The subject here is what I’ve been discussing under the label of “The 1611 Project.” Translated from academic-speak, it’s the way that the politics of slavery — the politics of defending and promoting slavery — seized on and developed and weaponized a particular way of reading and interpreting the Bible. This literalistic, proof-texting approach with its hostility to deeper interpretation and to scholarly biblical criticism, came to dominate white Christianity in America specifically because it was useful for the political purpose of defending, promoting, and justifying slavery. It was — and is — an essential, influential political tool for preventing any other form of “Christian morality” or Christian conscience from challenging injustice.
That’s what it does. That’s how it does what it does and that’s why it does what it does.
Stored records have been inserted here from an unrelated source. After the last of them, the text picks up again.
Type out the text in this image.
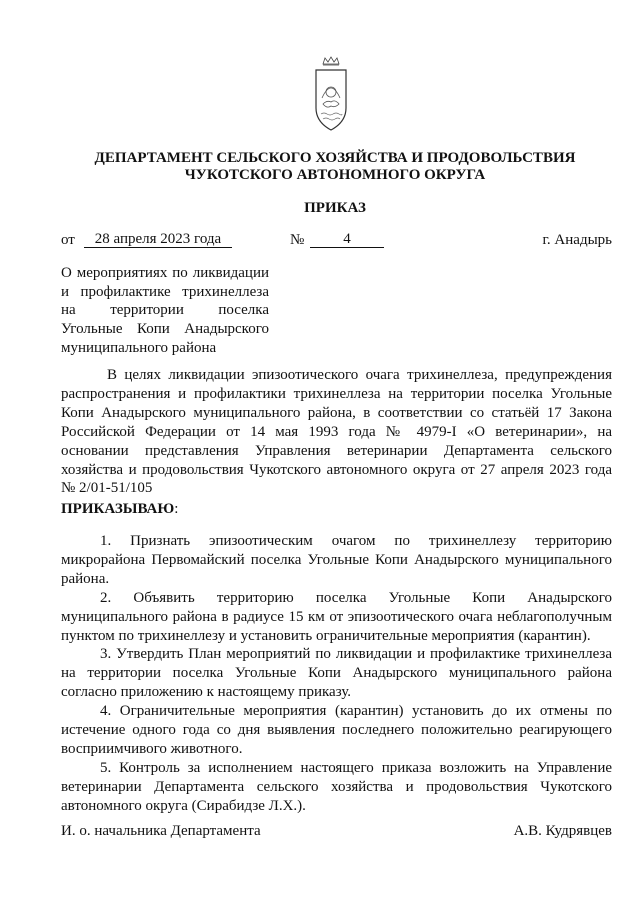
ДЕПАРТАМЕНТ СЕЛЬСКОГО ХОЗЯЙСТВА И ПРОДОВОЛЬСТВИЯ
ЧУКОТСКОГО АВТОНОМНОГО ОКРУГА
ПРИКАЗ
от	28 апреля 2023 года	№	4	г. Анадырь
О мероприятиях по ликвидации
и профилактике трихинеллеза
на территории поселка
Угольные Копи Анадырского
муниципального района
В целях ликвидации эпизоотического очага трихинеллеза, предупреждения
распространения и профилактики трихинеллеза на территории поселка Угольные
Копи Анадырского муниципального района, в соответствии со статьёй 17 Закона
Российской Федерации от 14 мая 1993 года № 4979-I «О ветеринарии», на
основании представления Управления ветеринарии Департамента сельского
хозяйства и продовольствия Чукотского автономного округа от 27 апреля 2023 года
№ 2/01-51/105
ПРИКАЗЫВАЮ:
1. Признать эпизоотическим очагом по трихинеллезу территорию
микрорайона Первомайский поселка Угольные Копи Анадырского муниципального
района.
2. Объявить территорию поселка Угольные Копи Анадырского
муниципального района в радиусе 15 км от эпизоотического очага неблагополучным
пунктом по трихинеллезу и установить ограничительные мероприятия (карантин).
3. Утвердить План мероприятий по ликвидации и профилактике трихинеллеза
на территории поселка Угольные Копи Анадырского муниципального района
согласно приложению к настоящему приказу.
4. Ограничительные мероприятия (карантин) установить до их отмены по
истечение одного года со дня выявления последнего положительно реагирующего
восприимчивого животного.
5. Контроль за исполнением настоящего приказа возложить на Управление
ветеринарии Департамента сельского хозяйства и продовольствия Чукотского
автономного округа (Сирабидзе Л.Х.).
И. о. начальника Департамента	А.В. Кудрявцев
Harrill notes that this form of literalism and biblicism “long antedated the proslavery argumentation,” but I think that can be misleading. Yes, this literalistic proof-texting anti-hermeneutic — what I sometimes call “concordance-ism” — was around for a long time before the Bible debates of the 19th century, but then slavery and its political defense was also around for a long time before the 19th century.
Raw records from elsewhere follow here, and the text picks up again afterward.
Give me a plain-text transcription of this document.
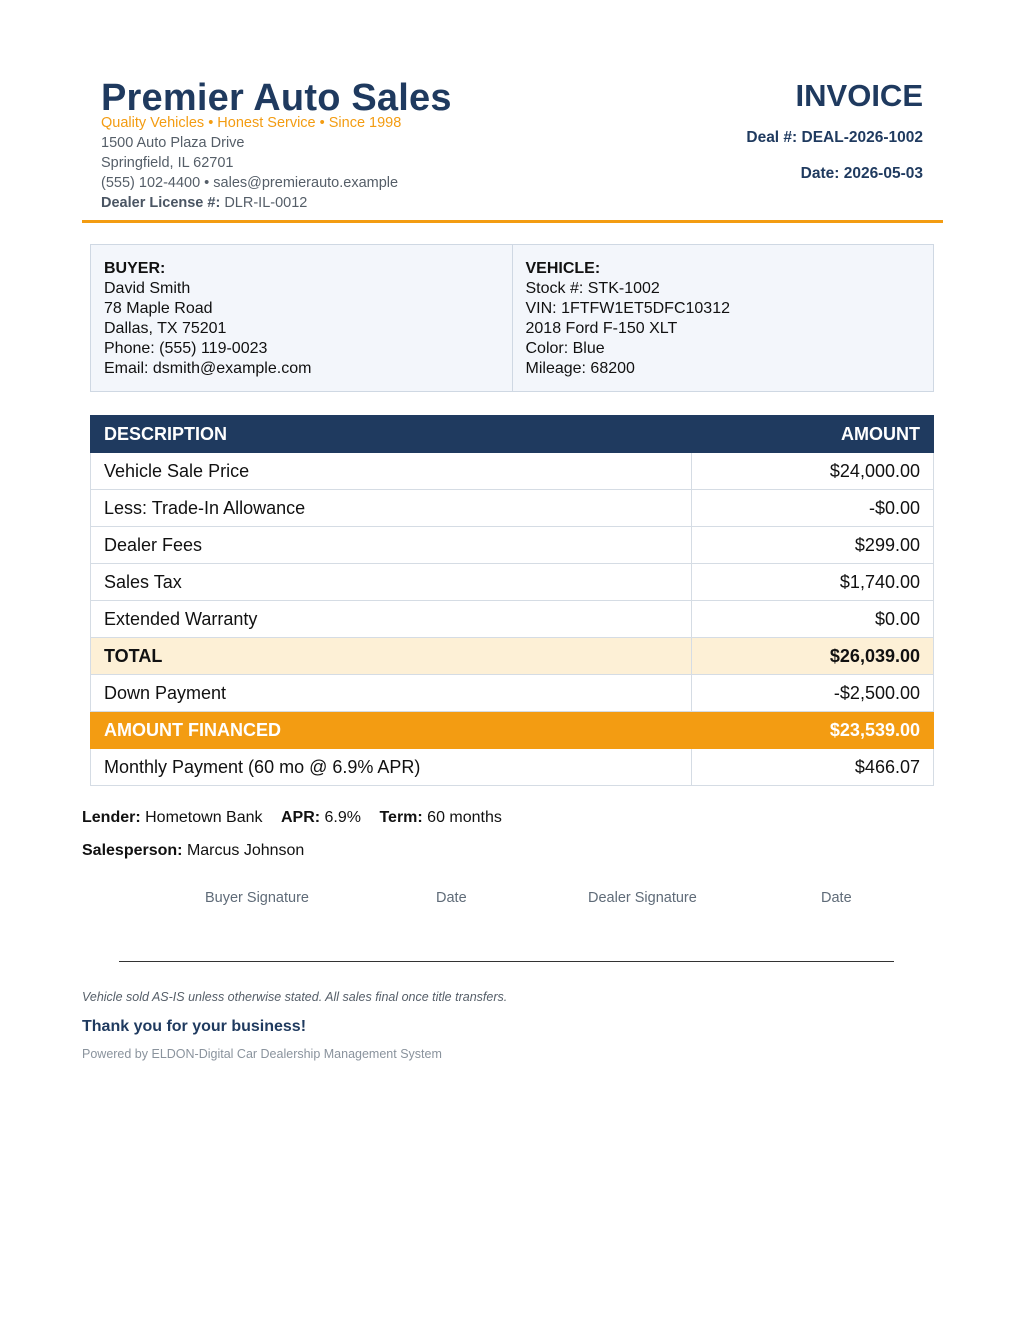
Premier Auto Sales
Quality Vehicles • Honest Service • Since 1998
1500 Auto Plaza Drive
Springfield, IL 62701
(555) 102-4400 • sales@premierauto.example
Dealer License #: DLR-IL-0012
INVOICE
Deal #: DEAL-2026-1002
Date: 2026-05-03
BUYER:
David Smith
78 Maple Road
Dallas, TX 75201
Phone: (555) 119-0023
Email: dsmith@example.com
VEHICLE:
Stock #: STK-1002
VIN: 1FTFW1ET5DFC10312
2018 Ford F-150 XLT
Color: Blue
Mileage: 68200
DESCRIPTION	AMOUNT
Vehicle Sale Price	$24,000.00
Less: Trade-In Allowance	-$0.00
Dealer Fees	$299.00
Sales Tax	$1,740.00
Extended Warranty	$0.00
TOTAL	$26,039.00
Down Payment	-$2,500.00
AMOUNT FINANCED	$23,539.00
Monthly Payment (60 mo @ 6.9% APR)	$466.07
Lender: Hometown Bank APR: 6.9% Term: 60 months
Salesperson: Marcus Johnson
Buyer Signature	Date	Dealer Signature	Date
Vehicle sold AS-IS unless otherwise stated. All sales final once title transfers.
Thank you for your business!
Powered by ELDON-Digital Car Dealership Management System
And literalist biblicism did not “long antedate proslavery argumentation” because it never had the opportunity to do so. It was not possible for Christians to say, “Open your Bible and read it for yourself. Chapter and verse. The meaning is literal and obvious” until certain conditions existed that had never previously existed in the first 15 centuries of Christianity. In order to “open your Bible and read it for yourself” you must first: 1) have a copy of the Bible, 2) in your own language, and 3) be capable of reading it. And none of those were the case until after Gutenberg’s printing press began to catch on and the Bible began to be translated into various languages — including English — and those translations then became popular and widely available throughout a literate population of Christians.
Yes, literalist biblicism arose as soon as it possibly could have, right around the time that all of those conditions came to be true and it first became possible for it to arise. Which is to say that it arose among European Christians at almost precisely the same time as those European Christians had just begun colonizing the world and enslaving people.
The attempt to defend slavery and to redefine Christian morality to accommodate it was born at the same time as literalist biblicism. They’re conjoined twins.